Kim Stringfellow’s “Sage and Ted Quinn (Musician), Joshua Tree, California” (2014), displayed flat in a case on the main floor, shows a father and son sitting on their red living room couch, a set of drums behind them. The atmosphere is hushed as golden light peeks through the windows. Ted’s arm is wrapped around his son, and he looks directly into the camera, at the viewer, his blue eyes seemingly saying, “…this is my home, this is where I have found my family and my work, this is where I belong.” This same evocation of home is present in Lee Marmon’s “Eagle Dancers and Eagle dancers [from above],” which is hung along the stacks on the ground floor. In these portraits, taken in Laguna, New Mexico, young men in elaborate feathered costumes stand with concentrated faces, ready to break into dance at any moment. In the next photo, they run, flying across the desert, in silent conversation with the land. And in Miguel Gandert’s “Voces de la Tierra: Planting Winter Wheat San Luis, Colorado,” (1997) people work with the vast land at their disposal. Between tall wheat plants and clouds of dust are two farmers, one driving a tractor which pulls the other man, sitting upon a reaper. Here we can see the intimate relationship between the land’s natural resources and its people. Gandert’s subjects are framed within strands of wheat, as in real life they are framed within the tradition of cultivation. This is the tradition creates and informs the cultures of the region and thus makes the West a home.

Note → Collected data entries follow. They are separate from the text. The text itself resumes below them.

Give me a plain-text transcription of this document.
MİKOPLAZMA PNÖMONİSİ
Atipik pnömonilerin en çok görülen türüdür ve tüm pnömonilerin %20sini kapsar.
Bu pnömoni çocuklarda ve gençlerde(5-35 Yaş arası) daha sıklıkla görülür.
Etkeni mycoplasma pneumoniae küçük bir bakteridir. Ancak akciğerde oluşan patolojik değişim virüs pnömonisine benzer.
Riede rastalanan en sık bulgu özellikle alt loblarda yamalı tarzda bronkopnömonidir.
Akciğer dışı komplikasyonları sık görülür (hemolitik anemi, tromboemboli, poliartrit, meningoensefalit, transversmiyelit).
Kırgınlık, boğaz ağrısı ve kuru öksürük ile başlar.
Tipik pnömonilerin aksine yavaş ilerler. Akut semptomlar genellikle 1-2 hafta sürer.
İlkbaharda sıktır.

More than anything, the exhibit evokes the tensions between past and present, nature and man, destruction and recreation. It showcases grand landscapes and honest portraits, highlighting the land’s simultaneous senses of loneliness and freedom. It paints the West as a place in which we may both create ourselves and lose ourselves. The often-emotional portraits present not only the mythic land of the Hollywood Western film, not just the land of the Gold Rush and the Trail of Tears and cowboys, not merely the myth of our past, but a contemporary land, a land where real people live and work. The photographs in Eye on the West speak to a tradition of tension and borders, of the physical work of traveling and developing open spaces, the work of creating followed by the work of surviving. What these images rely on is imagination of the rich world surrounding them, and Eye on the West grants us this ability to imagine the beauty and work of the region we call the West as it extends beyond the Beinecke’s walls, in both our imaginations and in breathtaking physical reality.